COMTI enables Windows DNA applications to transparently integrate with code running on IBM mainframes under the control of CICS and IMS. COMTI provides a set of developer tools and run-time services to automate "wrapping" mainframe transactions and business logic as COM components. The COM components run on a Windows NT machine and talk to the mainframe via Microsoft Systems Network Architecture (SNA) Server.
We will look at COMTI in more detail in Chapter 6.
In addition to the wide array of services for the presentation and business layers, Windows DNA encompasses technologies for accessing data. The Windows DNA approach to data access is called Universal Data Access (UDA). UDA is a COM-based framework based on open industry standards.

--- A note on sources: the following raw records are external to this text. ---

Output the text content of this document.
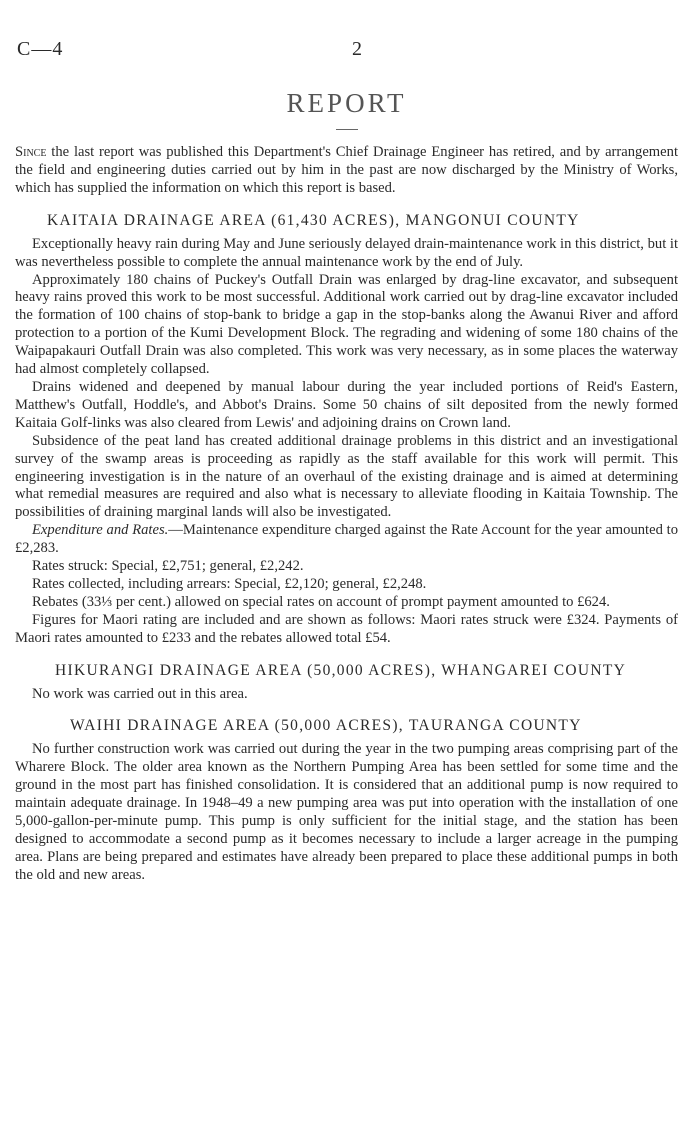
C—4	2
REPORT

Since the last report was published this Department's Chief Drainage Engineer has retired, and by arrangement the field and engineering duties carried out by him in the past are now discharged by the Ministry of Works, which has supplied the information on which this report is based.

KAITAIA DRAINAGE AREA (61,430 ACRES), MANGONUI COUNTY

Exceptionally heavy rain during May and June seriously delayed drain-maintenance work in this district, but it was nevertheless possible to complete the annual maintenance work by the end of July.

Approximately 180 chains of Puckey's Outfall Drain was enlarged by drag-line excavator, and subsequent heavy rains proved this work to be most successful. Additional work carried out by drag-line excavator included the formation of 100 chains of stop-bank to bridge a gap in the stop-banks along the Awanui River and afford protection to a portion of the Kumi Development Block. The regrading and widening of some 180 chains of the Waipapakauri Outfall Drain was also completed. This work was very necessary, as in some places the waterway had almost completely collapsed.

Drains widened and deepened by manual labour during the year included portions of Reid's Eastern, Matthew's Outfall, Hoddle's, and Abbot's Drains. Some 50 chains of silt deposited from the newly formed Kaitaia Golf-links was also cleared from Lewis' and adjoining drains on Crown land.

Subsidence of the peat land has created additional drainage problems in this district and an investigational survey of the swamp areas is proceeding as rapidly as the staff available for this work will permit. This engineering investigation is in the nature of an overhaul of the existing drainage and is aimed at determining what remedial measures are required and also what is necessary to alleviate flooding in Kaitaia Township. The possibilities of draining marginal lands will also be investigated.

Expenditure and Rates.—Maintenance expenditure charged against the Rate Account for the year amounted to £2,283.

Rates struck: Special, £2,751; general, £2,242.

Rates collected, including arrears: Special, £2,120; general, £2,248.

Rebates (33⅓ per cent.) allowed on special rates on account of prompt payment amounted to £624.

Figures for Maori rating are included and are shown as follows: Maori rates struck were £324. Payments of Maori rates amounted to £233 and the rebates allowed total £54.

HIKURANGI DRAINAGE AREA (50,000 ACRES), WHANGAREI COUNTY

No work was carried out in this area.

WAIHI DRAINAGE AREA (50,000 ACRES), TAURANGA COUNTY

No further construction work was carried out during the year in the two pumping areas comprising part of the Wharere Block. The older area known as the Northern Pumping Area has been settled for some time and the ground in the most part has finished consolidation. It is considered that an additional pump is now required to maintain adequate drainage. In 1948–49 a new pumping area was put into operation with the installation of one 5,000-gallon-per-minute pump. This pump is only sufficient for the initial stage, and the station has been designed to accommodate a second pump as it becomes necessary to include a larger acreage in the pumping area. Plans are being prepared and estimates have already been prepared to place these additional pumps in both the old and new areas.
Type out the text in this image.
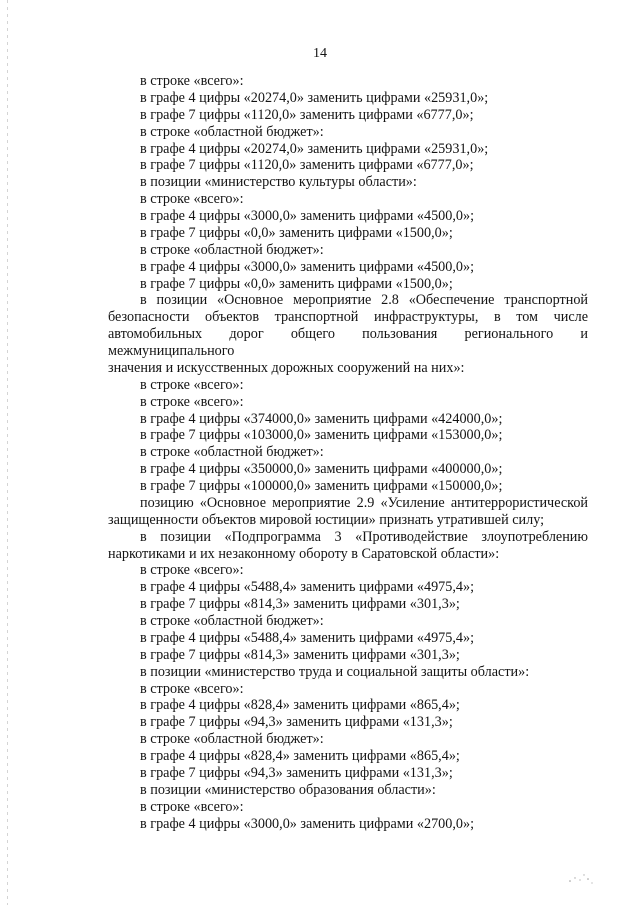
14
в строке «всего»:
в графе 4 цифры «20274,0» заменить цифрами «25931,0»;
в графе 7 цифры «1120,0» заменить цифрами «6777,0»;
в строке «областной бюджет»:
в графе 4 цифры «20274,0» заменить цифрами «25931,0»;
в графе 7 цифры «1120,0» заменить цифрами «6777,0»;
в позиции «министерство культуры области»:
в строке «всего»:
в графе 4 цифры «3000,0» заменить цифрами «4500,0»;
в графе 7 цифры «0,0» заменить цифрами «1500,0»;
в строке «областной бюджет»:
в графе 4 цифры «3000,0» заменить цифрами «4500,0»;
в графе 7 цифры «0,0» заменить цифрами «1500,0»;
в позиции «Основное мероприятие 2.8 «Обеспечение транспортной
безопасности объектов транспортной инфраструктуры, в том числе
автомобильных дорог общего пользования регионального и межмуниципального
значения и искусственных дорожных сооружений на них»:
в строке «всего»:
в строке «всего»:
в графе 4 цифры «374000,0» заменить цифрами «424000,0»;
в графе 7 цифры «103000,0» заменить цифрами «153000,0»;
в строке «областной бюджет»:
в графе 4 цифры «350000,0» заменить цифрами «400000,0»;
в графе 7 цифры «100000,0» заменить цифрами «150000,0»;
позицию «Основное мероприятие 2.9 «Усиление антитеррористической
защищенности объектов мировой юстиции» признать утратившей силу;
в позиции «Подпрограмма 3 «Противодействие злоупотреблению
наркотиками и их незаконному обороту в Саратовской области»:
в строке «всего»:
в графе 4 цифры «5488,4» заменить цифрами «4975,4»;
в графе 7 цифры «814,3» заменить цифрами «301,3»;
в строке «областной бюджет»:
в графе 4 цифры «5488,4» заменить цифрами «4975,4»;
в графе 7 цифры «814,3» заменить цифрами «301,3»;
в позиции «министерство труда и социальной защиты области»:
в строке «всего»:
в графе 4 цифры «828,4» заменить цифрами «865,4»;
в графе 7 цифры «94,3» заменить цифрами «131,3»;
в строке «областной бюджет»:
в графе 4 цифры «828,4» заменить цифрами «865,4»;
в графе 7 цифры «94,3» заменить цифрами «131,3»;
в позиции «министерство образования области»:
в строке «всего»:
в графе 4 цифры «3000,0» заменить цифрами «2700,0»;
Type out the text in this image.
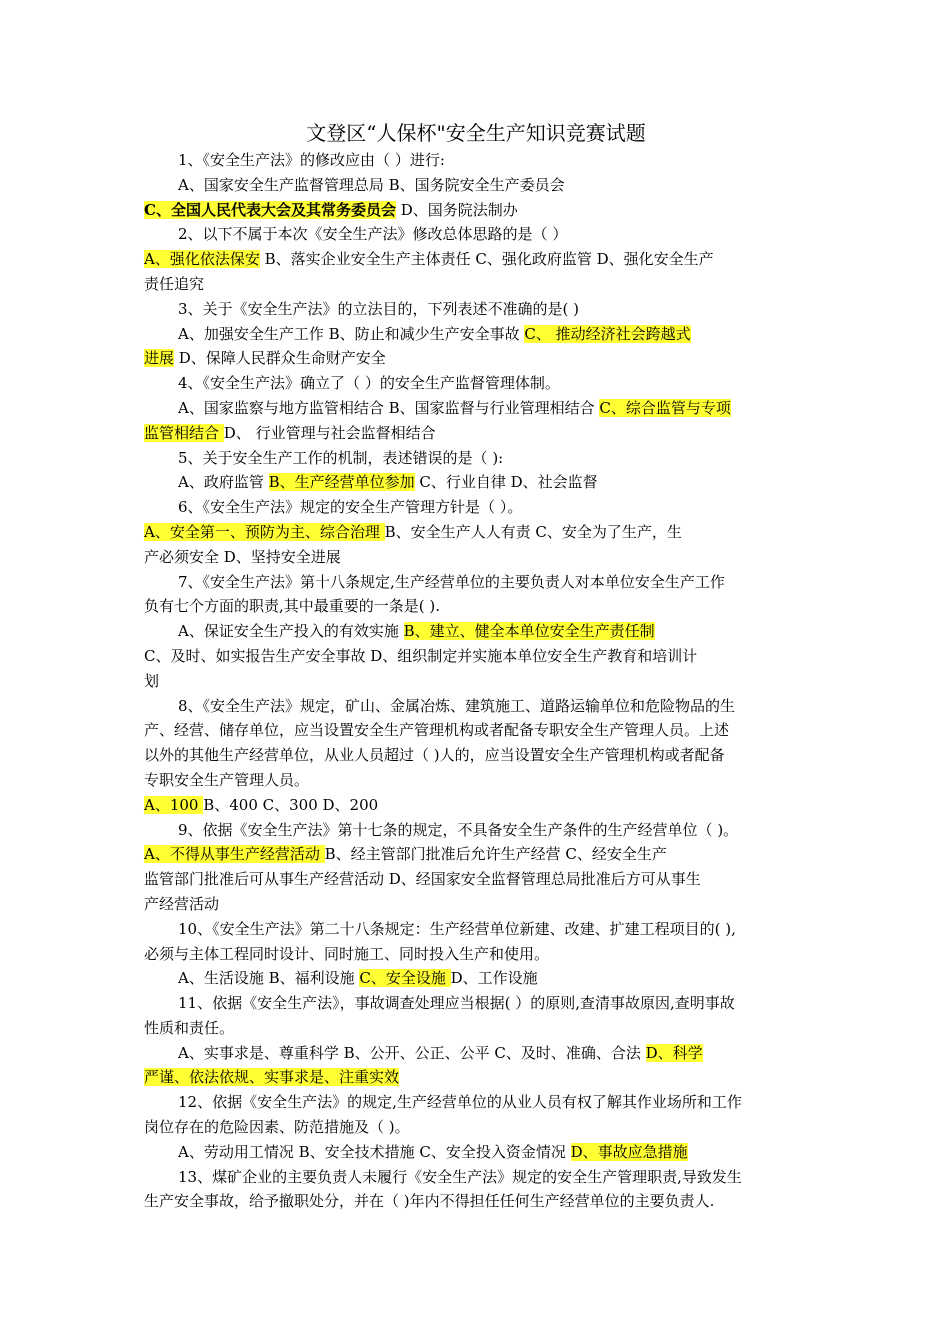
文登区“人保杯"安全生产知识竞赛试题
1、《安全生产法》的修改应由（ ）进行:
A、国家安全生产监督管理总局 B、国务院安全生产委员会
C、全国人民代表大会及其常务委员会 D、国务院法制办
2、以下不属于本次《安全生产法》修改总体思路的是（ ）
A、强化依法保安 B、落实企业安全生产主体责任 C、强化政府监管 D、强化安全生产
责任追究
3、关于《安全生产法》的立法目的，下列表述不准确的是( )
A、加强安全生产工作 B、防止和减少生产安全事故 C、 推动经济社会跨越式
进展 D、保障人民群众生命财产安全
4、《安全生产法》确立了（ ）的安全生产监督管理体制。
A、国家监察与地方监管相结合 B、国家监督与行业管理相结合 C、综合监管与专项
监管相结合 D、 行业管理与社会监督相结合
5、关于安全生产工作的机制，表述错误的是（ ):
A、政府监管 B、生产经营单位参加 C、行业自律 D、社会监督
6、《安全生产法》规定的安全生产管理方针是（ ）。
A、安全第一、预防为主、综合治理 B、安全生产人人有责 C、安全为了生产，生
产必须安全 D、坚持安全进展
7、《安全生产法》第十八条规定,生产经营单位的主要负责人对本单位安全生产工作
负有七个方面的职责,其中最重要的一条是( ).
A、保证安全生产投入的有效实施 B、建立、健全本单位安全生产责任制
C、及时、如实报告生产安全事故 D、组织制定并实施本单位安全生产教育和培训计
划
8、《安全生产法》规定，矿山、金属冶炼、建筑施工、道路运输单位和危险物品的生
产、经营、储存单位，应当设置安全生产管理机构或者配备专职安全生产管理人员。上述
以外的其他生产经营单位，从业人员超过（ )人的，应当设置安全生产管理机构或者配备
专职安全生产管理人员。
A、100 B、400 C、300 D、200
9、依据《安全生产法》第十七条的规定，不具备安全生产条件的生产经营单位（ )。
A、不得从事生产经营活动 B、经主管部门批准后允许生产经营 C、经安全生产
监管部门批准后可从事生产经营活动 D、经国家安全监督管理总局批准后方可从事生
产经营活动
10、《安全生产法》第二十八条规定：生产经营单位新建、改建、扩建工程项目的( ),
必须与主体工程同时设计、同时施工、同时投入生产和使用。
A、生活设施 B、福利设施 C、安全设施 D、工作设施
11、依据《安全生产法》，事故调查处理应当根据( ）的原则,查清事故原因,查明事故
性质和责任。
A、实事求是、尊重科学 B、公开、公正、公平 C、及时、准确、合法 D、科学
严谨、依法依规、实事求是、注重实效
12、依据《安全生产法》的规定,生产经营单位的从业人员有权了解其作业场所和工作
岗位存在的危险因素、防范措施及（ )。
A、劳动用工情况 B、安全技术措施 C、安全投入资金情况 D、事故应急措施
13、煤矿企业的主要负责人未履行《安全生产法》规定的安全生产管理职责,导致发生
生产安全事故，给予撤职处分，并在（ )年内不得担任任何生产经营单位的主要负责人.
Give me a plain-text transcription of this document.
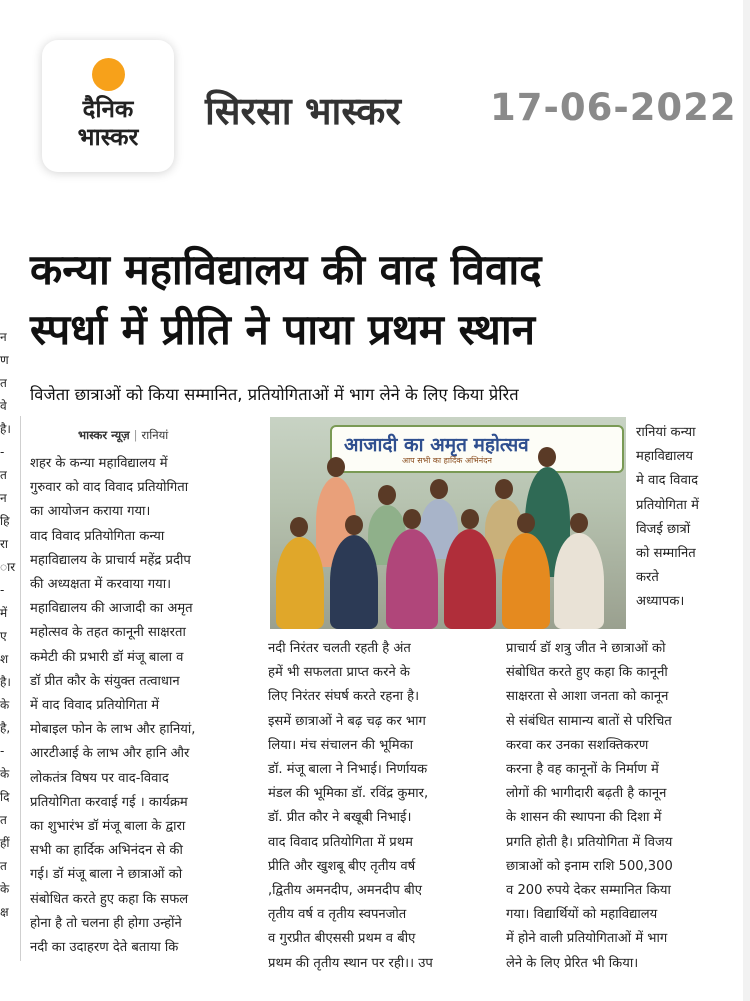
दैनिक
भास्कर
सिरसा भास्कर 17-06-2022
न
ण
त
वे
है।
-
त
न
हि
रा
ार
-
में
ए
श
है।
के
है,
-
के
दि
त
हीं
त
के
क्ष
कन्या महाविद्यालय की वाद विवाद
स्पर्धा में प्रीति ने पाया प्रथम स्थान
विजेता छात्राओं को किया सम्मानित, प्रतियोगिताओं में भाग लेने के लिए किया प्रेरित
भास्कर न्यूज़ | रानियां
शहर के कन्या महाविद्यालय में
गुरुवार को वाद विवाद प्रतियोगिता
का आयोजन कराया गया।
वाद विवाद प्रतियोगिता कन्या
महाविद्यालय के प्राचार्य महेंद्र प्रदीप
की अध्यक्षता में करवाया गया।
महाविद्यालय की आजादी का अमृत
महोत्सव के तहत कानूनी साक्षरता
कमेटी की प्रभारी डॉ मंजू बाला व
डॉ प्रीत कौर के संयुक्त तत्वाधान
में वाद विवाद प्रतियोगिता में
मोबाइल फोन के लाभ और हानियां,
आरटीआई के लाभ और हानि और
लोकतंत्र विषय पर वाद-विवाद
प्रतियोगिता करवाई गई । कार्यक्रम
का शुभारंभ डॉ मंजू बाला के द्वारा
सभी का हार्दिक अभिनंदन से की
गई। डॉ मंजू बाला ने छात्राओं को
संबोधित करते हुए कहा कि सफल
होना है तो चलना ही होगा उन्होंने
नदी का उदाहरण देते बताया कि
नदी निरंतर चलती रहती है अंत
हमें भी सफलता प्राप्त करने के
लिए निरंतर संघर्ष करते रहना है।
इसमें छात्राओं ने बढ़ चढ़ कर भाग
लिया। मंच संचालन की भूमिका
डॉ. मंजू बाला ने निभाई। निर्णायक
मंडल की भूमिका डॉ. रविंद्र कुमार,
डॉ. प्रीत कौर ने बखूबी निभाई।
वाद विवाद प्रतियोगिता में प्रथम
प्रीति और खुशबू बीए तृतीय वर्ष
,द्वितीय अमनदीप, अमनदीप बीए
तृतीय वर्ष व तृतीय स्वपनजोत
व गुरप्रीत बीएससी प्रथम व बीए
प्रथम की तृतीय स्थान पर रही।। उप
प्राचार्य डॉ शत्रु जीत ने छात्राओं को
संबोधित करते हुए कहा कि कानूनी
साक्षरता से आशा जनता को कानून
से संबंधित सामान्य बातों से परिचित
करवा कर उनका सशक्तिकरण
करना है वह कानूनों के निर्माण में
लोगों की भागीदारी बढ़ती है कानून
के शासन की स्थापना की दिशा में
प्रगति होती है। प्रतियोगिता में विजय
छात्राओं को इनाम राशि 500,300
व 200 रुपये देकर सम्मानित किया
गया। विद्यार्थियों को महाविद्यालय
में होने वाली प्रतियोगिताओं में भाग
लेने के लिए प्रेरित भी किया।
आजादी का अमृत महोत्सव
आप सभी का हार्दिक अभिनंदन
रानियां कन्या
महाविद्यालय
मे वाद विवाद
प्रतियोगिता में
विजई छात्रों
को सम्मानित
करते
अध्यापक।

Rather than requiring all data to be stored in a common data store, UDA provides a common programmatic interface to virtually any type of store, whether for structured or unstructured data. Most applications require access to multiple types of stores; UDA simplifies the development of these applications by reducing the number of APIs developers must learn in order to access their data.
At its core, UDA specifies system-level interfaces called OLE DB. Data providers implement OLE DB interfaces to provide access to specific data stores, such as Microsoft SQL Server and Microsoft Exchange. OLE DB service providers build independent services such as query processors and content indexers that work across all data providers. UDA also specifies an application-level programming interface called ActiveX Data Objects (ADO) that uses OLE DB to access data but presents a simpler programming model to the developer. ADO is an evolution of earlier Microsoft data object models such as Data Access Objects (DAO) and Remote Data Objects (RDO). Developers can use ADO to easily create data access components for their business components that retrieve and store data across a wide variety of data stores.
We will look at UDA in more detail in Chapter 3.